Fuente: Microorganisms - Revista científica (MDPI) Microorganisms, Vol. 14, Pages 1088: Engineering Escherichia coli for Ergothioneine Production via Metabolic Engineering and Fermentation Optimization
Microorganisms doi: 10.3390/microorganisms14051088
Authors:
Yuyang Liu
Yaxin Wen
Ruizheng Hu
Ruyue Han
Dong Liu
Hailing Zhang

Ergothioneine (EGT), a naturally occurring amino acid derivative with potent antioxidant and cytoprotective properties, is widely applied in the food, cosmetic, and medical industries. Traditional production methods are limited by high costs, low efficiency, and environmental concerns, so microbial fermentation serves as a sustainable alternative for EGT production. In this study, Escherichia coli BL21 (DE3) was employed as the chassis strain.
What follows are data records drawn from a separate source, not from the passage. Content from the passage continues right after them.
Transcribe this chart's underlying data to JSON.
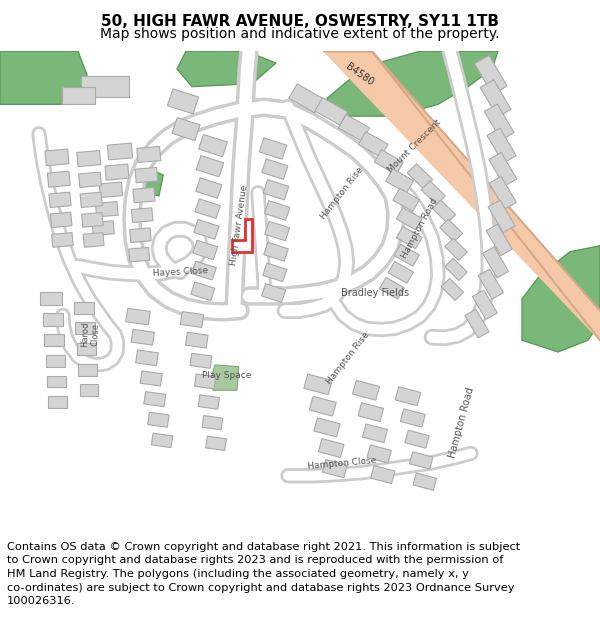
{
  "title_line1": "50, HIGH FAWR AVENUE, OSWESTRY, SY11 1TB",
  "title_line2": "Map shows position and indicative extent of the property.",
  "footer": "Contains OS data © Crown copyright and database right 2021. This information is subject\nto Crown copyright and database rights 2023 and is reproduced with the permission of\nHM Land Registry. The polygons (including the associated geometry, namely x, y\nco-ordinates) are subject to Crown copyright and database rights 2023 Ordnance Survey\n100026316.",
  "bg_color": "#ffffff",
  "green_color": "#7ab87a",
  "play_green": "#a8c8a0",
  "building_fc": "#d4d4d4",
  "building_ec": "#aaaaaa",
  "road_fill": "#f5c8a8",
  "road_edge": "#d4a888",
  "road_grey": "#cccccc",
  "highlight": "#e03030",
  "water_blue": "#a8c8e8",
  "label_color": "#555555",
  "title_fs": 11,
  "subtitle_fs": 10,
  "footer_fs": 8.2,
  "label_fs": 6.5
}
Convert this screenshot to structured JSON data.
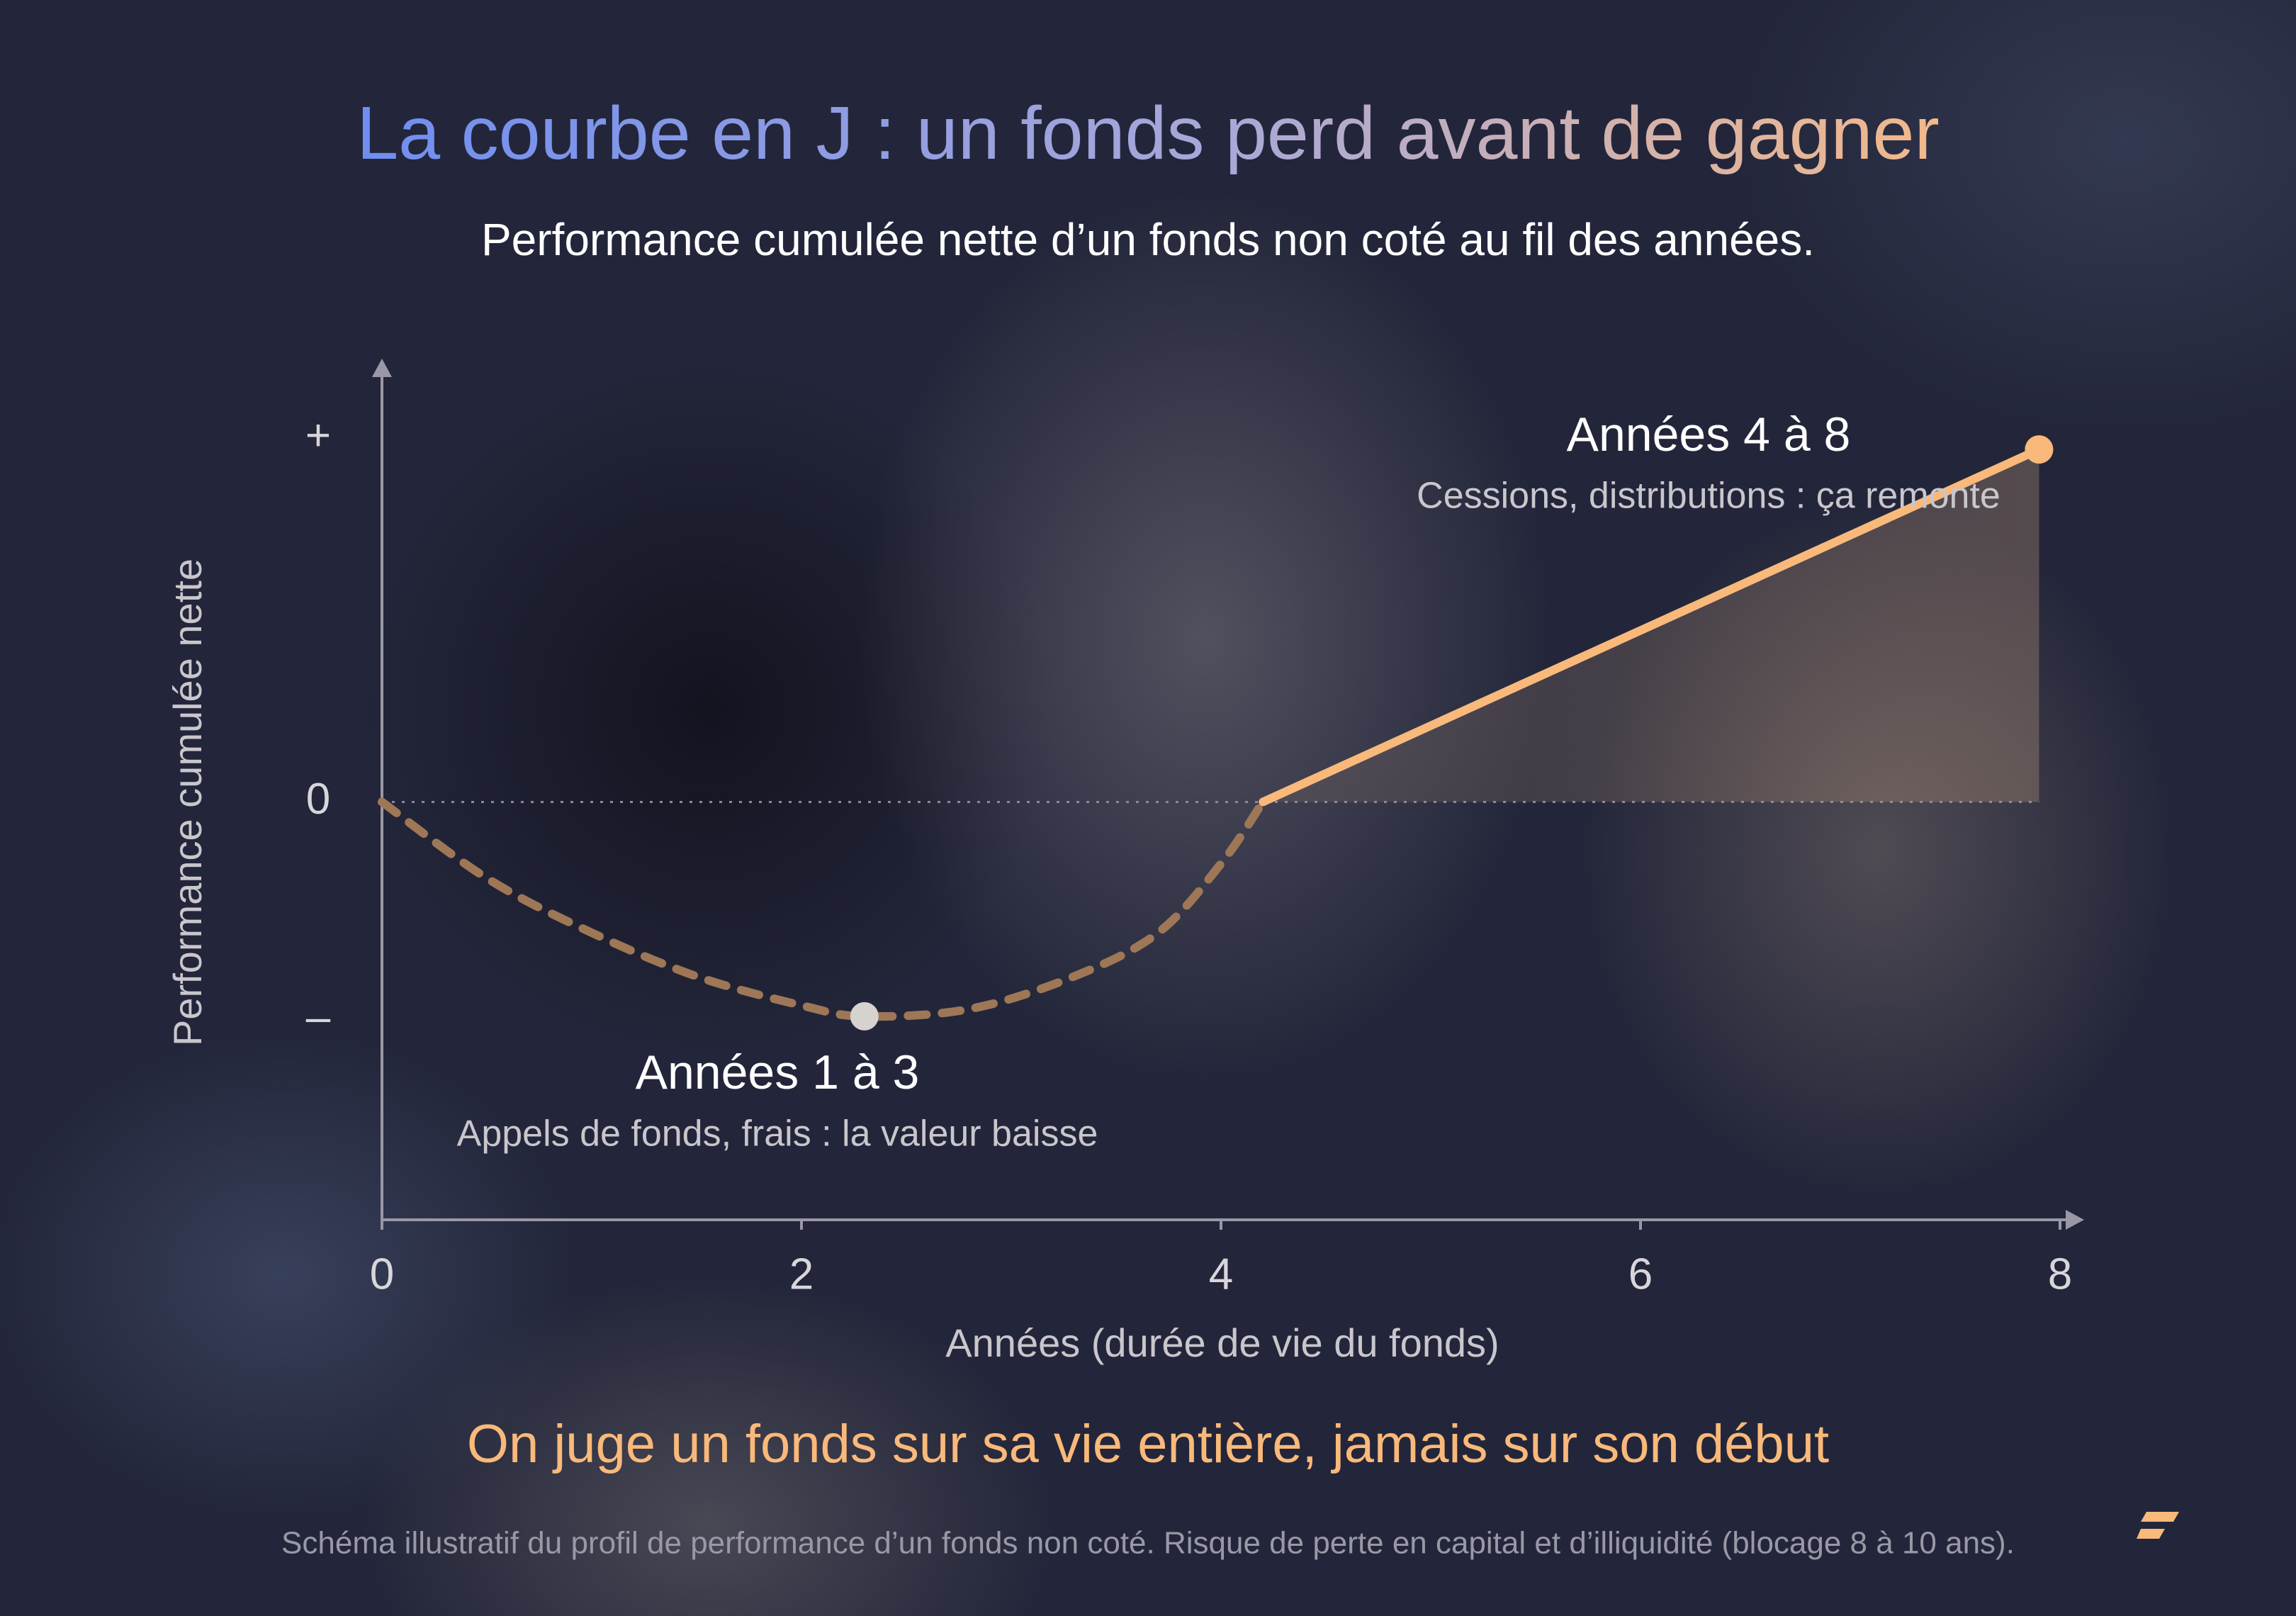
{
  "chart_data": {
    "type": "line",
    "title": "La courbe en J : un fonds perd avant de gagner",
    "subtitle": "Performance cumulée nette d’un fonds non coté au fil des années.",
    "x_label": "Années (durée de vie du fonds)",
    "y_label": "Performance cumulée nette",
    "xlim": [
      0,
      8
    ],
    "xticks": [
      0,
      2,
      4,
      6,
      8
    ],
    "ylim": [
      -11.5,
      12.2
    ],
    "yticks": [
      {
        "value": 10,
        "label": "+"
      },
      0,
      {
        "value": -6,
        "label": "–"
      }
    ],
    "zero_line": true,
    "series": [
      {
        "color": "#9e7757",
        "style": "dashed",
        "x": [
          0,
          0.5,
          1,
          1.5,
          2,
          2.3,
          2.8,
          3.3,
          3.7,
          4,
          4.2
        ],
        "values": [
          0,
          -2.1,
          -3.6,
          -4.8,
          -5.6,
          -5.9,
          -5.7,
          -4.8,
          -3.6,
          -1.7,
          0
        ]
      },
      {
        "color": "#f9b97a",
        "style": "solid",
        "fill": true,
        "x": [
          4.2,
          7.9
        ],
        "values": [
          0,
          9.7
        ]
      }
    ],
    "annotations": [
      {
        "x": 2.3,
        "y": -5.9,
        "color": "#d6d2d0",
        "title": "Années 1 à 3",
        "text": "Appels de fonds, frais : la valeur baisse"
      },
      {
        "x": 7.9,
        "y": 9.7,
        "color": "#f9b97a",
        "title": "Années 4 à 8",
        "text": "Cessions, distributions : ça remonte"
      }
    ],
    "takeaway": "On juge un fonds sur sa vie entière, jamais sur son début",
    "disclaimer": "Schéma illustratif du profil de performance d’un fonds non coté. Risque de perte en capital et d’illiquidité (blocage 8 à 10 ans)."
  }
}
First, a basic EGT-producing engineered strain was constructed by heterologously expressing the egtB gene from Methylobacterium pseudosasicola along with the egtD and egtE genes from Mycobacterium smegmatis. This initial strain achieved a yield of 84.84 ± 1.64 mg/L of EGT in shake-flask cultures. To enhance production, solubility-enhancing tags were introduced to improve the soluble expression of the key enzymes, and metabolic pathways were rationally engineered to strengthen the supply of essential precursor amino acids. These modifications led to the development of a high-yield EGT strain. After optimizing the fermentation process, the best results were achieved using a medium with glycerol as the carbon source, 0.5 g/L of histidine, 1.5 g/L of methionine, and 1.0 g/L of cysteine, along with induction at 25 °C using 0.2 mM IPTG for 120 h. Under these conditions, the final EGT yield reached 385.70 ± 4.86 mg/L. The engineered strain for EGT synthesis and optimized fermentation strategy developed in this study offer a useful basis for further process development.